Even stubborn services inflation, a particular worry for the ECB, dropped slightly. On a monthly, seasonally-adjusted basis, it slowed to its weakest since November 2023, according to Nomura.
Derivatives used to hedge inflation risk suggest price growth will hold below 2% from the first quarter of next year, according to data compiled by Danske Bank, much faster than September’s ECB projections.
Even arch-hawk Isabel Schnabel has dropped her long-standing warning about the difficulty of taming price growth.
Yet services inflation is still at 4%, not dropping this year, and September’s headline drop was driven by energy prices, so the ECB isn’t quite declaring victory yet.
4/ Is growth the ECB’s main concern now?
It’s an increasing one.
But the ECB, unlike the U.S. Federal Reserve, only targets inflation, so the question is whether stagnation could tip it persistently below target – the bank’s main challenge in the pre-pandemic decade.
So far, the ECB is banking on rising real incomes boosting consumption and growth, to 1.3% next year from 0.8% this year, an assumption some economists fear is too optimistic. Germany’s economy is already facing a second year of contraction.

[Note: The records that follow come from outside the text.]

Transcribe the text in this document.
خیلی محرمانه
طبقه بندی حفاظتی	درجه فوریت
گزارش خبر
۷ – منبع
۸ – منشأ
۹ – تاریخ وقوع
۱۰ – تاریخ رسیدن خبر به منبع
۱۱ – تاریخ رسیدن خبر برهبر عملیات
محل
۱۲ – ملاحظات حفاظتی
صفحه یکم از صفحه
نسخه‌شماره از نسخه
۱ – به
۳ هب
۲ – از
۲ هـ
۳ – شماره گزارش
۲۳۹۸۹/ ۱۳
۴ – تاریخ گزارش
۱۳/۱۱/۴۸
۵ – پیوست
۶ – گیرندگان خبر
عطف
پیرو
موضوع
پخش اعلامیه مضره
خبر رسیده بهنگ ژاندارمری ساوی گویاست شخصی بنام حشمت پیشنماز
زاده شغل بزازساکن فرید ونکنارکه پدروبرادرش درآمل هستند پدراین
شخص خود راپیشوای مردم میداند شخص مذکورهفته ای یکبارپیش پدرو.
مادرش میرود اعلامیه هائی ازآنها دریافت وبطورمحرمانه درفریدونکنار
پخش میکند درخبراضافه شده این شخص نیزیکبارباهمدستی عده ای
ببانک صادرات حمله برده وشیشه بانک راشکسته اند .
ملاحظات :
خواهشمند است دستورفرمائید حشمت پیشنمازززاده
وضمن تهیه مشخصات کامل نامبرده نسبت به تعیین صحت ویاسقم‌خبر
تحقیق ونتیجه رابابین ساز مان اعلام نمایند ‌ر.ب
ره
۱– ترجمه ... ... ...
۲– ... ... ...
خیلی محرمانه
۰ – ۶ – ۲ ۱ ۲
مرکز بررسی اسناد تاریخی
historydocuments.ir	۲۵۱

AXA’s Moec said that if the anticipated rebound didn’t materialise soon, inflation risked undershooting the ECB’s target – a concern some policymakers share.
5/ Are geopolitical risks worrying for the ECB?
Yes, but more from a growth perspective, economists reckon.
Oil prices have risen over 9% since the start of October as the Israel-Hezbollah conflict escalates, but remain more than $10 below this year’s peak.
Low inflation means the ECB can tolerate any temporary energy-driven rises, said BNP Paribas’ chief Europe economist Paul Hollingsworth.
“The ECB’s reaction function has shifted to focus a bit more on growth risks now, so (geopolitical risks) will just exacerbate some of their concerns.”
Crucially, Thursday is the ECB’s last meeting ahead of November’s U.S. presidential election.
If former Republican President Donald Trump were to win and follow through with a pledge to slap 10% tariffs across imports, that would hit euro zone growth and boost the case for deeper rate cuts, economists said.